To enable an exact determination of the concentration of the washing liquid and the salts, two measurement variants must be combined. Only by using measuring devices that combine sound velocity and conductivity can multi-component mixtures like caustic soda and sodium chloride be safely and accurately analyzed.

The physical principles are ideally combined and the effect is used that sound velocity and conductivity react differently to a change in concentration levels in the process fluid. Thus, both concentrations can be determined exactly and the washing process can be optimally adjusted.

Customer benefits in gas scrubber monitoring

In the determination of the concentration of washing liquids, it convinces LiquiSonic^® with its robust sensor construction, which makes wear parts and maintenance unnecessary. The measuring system is plug&play configured and convinces customers worldwide with its highly accurate measurement results along with long process uptime.

By accurately determining the concentrations, underdosages are actively avoided and process disturbances can be reacted to as quickly as possible. Through automatic and rapid replenishment of, for example, caustic soda, accidents, such as the release of chlorine gas, are prevented. The extensive diagnostic tools and data documentation are important tools for HSE management.

Through inline measurements with LiquiSonic^® are sampling and time-consuming laboratory measurements replaced and material costs are reduced to a minimum.

LiquiSonic® in the gas scrubber process (example: phosgene gas scrubber)

In the production of many plastics, phosgene serves as a starting material.
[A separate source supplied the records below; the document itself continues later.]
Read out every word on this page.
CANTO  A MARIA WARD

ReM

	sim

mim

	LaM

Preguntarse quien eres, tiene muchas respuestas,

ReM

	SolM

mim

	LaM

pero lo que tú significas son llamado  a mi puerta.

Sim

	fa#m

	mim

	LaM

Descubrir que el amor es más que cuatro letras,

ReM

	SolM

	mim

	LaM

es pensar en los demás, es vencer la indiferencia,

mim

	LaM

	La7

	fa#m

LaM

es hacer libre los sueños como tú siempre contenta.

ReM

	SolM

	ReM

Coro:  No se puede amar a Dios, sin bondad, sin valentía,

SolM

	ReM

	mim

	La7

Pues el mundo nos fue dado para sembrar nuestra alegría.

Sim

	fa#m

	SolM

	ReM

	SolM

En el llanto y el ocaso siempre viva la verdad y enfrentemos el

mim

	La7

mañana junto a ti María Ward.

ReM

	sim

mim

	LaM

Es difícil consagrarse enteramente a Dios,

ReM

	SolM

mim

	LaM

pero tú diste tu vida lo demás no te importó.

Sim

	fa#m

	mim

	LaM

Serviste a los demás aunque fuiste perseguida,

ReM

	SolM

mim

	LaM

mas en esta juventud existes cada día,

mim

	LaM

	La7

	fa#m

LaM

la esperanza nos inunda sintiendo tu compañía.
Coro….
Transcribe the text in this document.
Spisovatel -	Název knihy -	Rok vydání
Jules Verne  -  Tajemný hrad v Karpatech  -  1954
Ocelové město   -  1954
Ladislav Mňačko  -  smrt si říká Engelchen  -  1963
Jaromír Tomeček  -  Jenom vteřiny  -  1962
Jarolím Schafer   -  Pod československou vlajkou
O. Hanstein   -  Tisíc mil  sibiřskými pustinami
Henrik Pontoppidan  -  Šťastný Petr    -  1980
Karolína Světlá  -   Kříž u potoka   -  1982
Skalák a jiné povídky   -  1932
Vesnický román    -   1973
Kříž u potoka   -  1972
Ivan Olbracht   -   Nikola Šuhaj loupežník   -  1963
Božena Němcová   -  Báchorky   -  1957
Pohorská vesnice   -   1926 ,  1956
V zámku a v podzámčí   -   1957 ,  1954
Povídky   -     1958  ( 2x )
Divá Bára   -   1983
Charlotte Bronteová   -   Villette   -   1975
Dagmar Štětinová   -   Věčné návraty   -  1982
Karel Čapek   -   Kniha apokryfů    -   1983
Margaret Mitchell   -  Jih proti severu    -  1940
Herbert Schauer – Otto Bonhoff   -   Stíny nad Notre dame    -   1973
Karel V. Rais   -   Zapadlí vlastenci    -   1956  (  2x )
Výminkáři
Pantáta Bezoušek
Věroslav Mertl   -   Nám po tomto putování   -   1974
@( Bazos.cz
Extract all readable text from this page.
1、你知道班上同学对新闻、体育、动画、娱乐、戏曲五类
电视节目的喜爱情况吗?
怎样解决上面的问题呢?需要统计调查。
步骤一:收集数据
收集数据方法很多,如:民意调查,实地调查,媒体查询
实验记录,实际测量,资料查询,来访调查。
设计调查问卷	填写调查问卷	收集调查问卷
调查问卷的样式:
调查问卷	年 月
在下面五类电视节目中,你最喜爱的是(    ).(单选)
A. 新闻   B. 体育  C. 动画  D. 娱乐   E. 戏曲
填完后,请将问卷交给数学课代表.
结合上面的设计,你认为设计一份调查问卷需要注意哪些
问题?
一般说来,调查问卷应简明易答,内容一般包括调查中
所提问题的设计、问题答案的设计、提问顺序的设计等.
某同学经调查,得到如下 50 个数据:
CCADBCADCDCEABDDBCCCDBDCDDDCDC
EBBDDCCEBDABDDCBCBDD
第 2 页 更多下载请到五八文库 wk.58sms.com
In the event of an emergency, the excess gas is directed into emergency gas scrubbers, where it is neutralized with caustic soda, producing the salts sodium chloride (NaCl) and sodium carbonate (Na₂CO₃) are formed. To ensure that all phosgene is absorbed, the concentration of caustic soda must be maintained at the level of maximum absorption.

For this purpose, the concentrations of caustic soda and the salt compounds must be strictly monitored. If the concentration of caustic soda is too low, the phosgene is no longer sufficiently absorbed, posing a safety-critical incident. Re-dosing is necessary.

In the case of too high a salt concentration in the solution, crystallization must be avoided. This requires precise inline measurement with real-time data.

Precise inline measurements as well as automatic re-dosing are easily achievable with LiquiSonic^® feasible.

Installation of the measurement technology

The LiquiSonic^® pipe and immersion sensors can be easily installed directly into the main line. An additional bypass is not necessary. A common installation site is in the circulation loop. The LiquiSonic^® Controller 40 is connected to the LiquiSonic^® sensor and the measurement unit for the second physical quantity (conductivity). The real-time measurement values can be transmitted to the process control system via various interfaces – such as Profibus DP or Modbus TCP.